Friday, October 13, 2006

DITA and the Dublin Core

One of the challenges that we are going to face in this metadata project is the mapping of the DITA schema to the document metadata schema that we choose to implement (let’s call it Industry Schema).

We have a Technical Writer who is eager to introduce a content reuse policy (something very much in line with my own objectives) and would like to use a metadata architecture called the Darwin Information Typing Architecture (DITA) to do it. It’s basically an XML-based architecture that helps organisations create technical publications without having to recreate content. If you want to more, there is a pretty good Wikipedia entry on DITA and you could check out the DITA section of the Oasis website, the organisation now responsible for its maintenance (it started out as an IBM architecture).

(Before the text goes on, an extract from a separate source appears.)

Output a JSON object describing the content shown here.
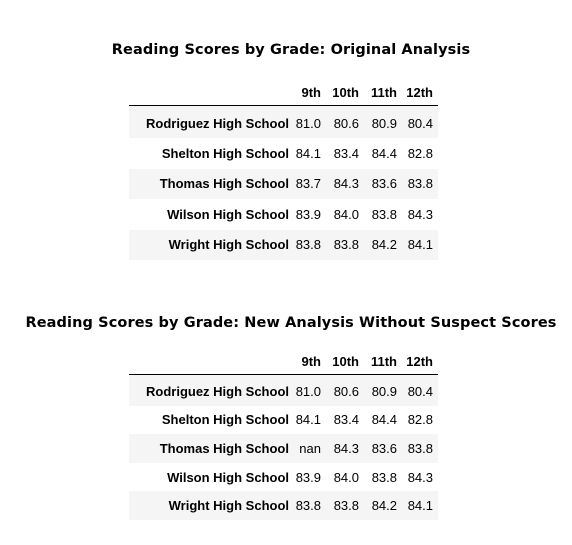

My problem with using only this architecture is that when it comes time to create a composite document, how you know which bits of metadata should be used to describe the document? For example, it is entirely possible that each fragment has a different Subject and Creator. When assigning these elements of metadata to the composite document, I wouldn’t use any of the Creators as the Creator for the document nor would I use all of them – they would now be considered Contributors (at least in the Dublin Core Metadata Standard) and the Creator would be (I suppose) the organisation. As for the Subject, clearly a combination of individual components about certain concepts, when pulled together, do not make up a document that is about all of those separate concepts. So we need a document level metadata schema – enter Industry Schema.

I’m thinking that by creating a document that maps the Industry Schema to the DITA Document Type Definition (DTD) that we use, we can populate the DITA architecture based on the metadata associated with the original document.

When it comes time to catalogue a composite document, we will have to do so from scratch. This isn’t the end of the world; we’d have to do so if we weren’t using DITA to create composite documents so it isn’t like we have to do more. I just can’t help but think that the DITA metadata could be used to inform the Industry Schema metadata that we choose to assign. Is there a tool that we could use?

There is no doubt an article in here somewhere on the use and application of metadata at different levels of content granularity (document versus segment in this case). I would really like to speak to someone who has done this before…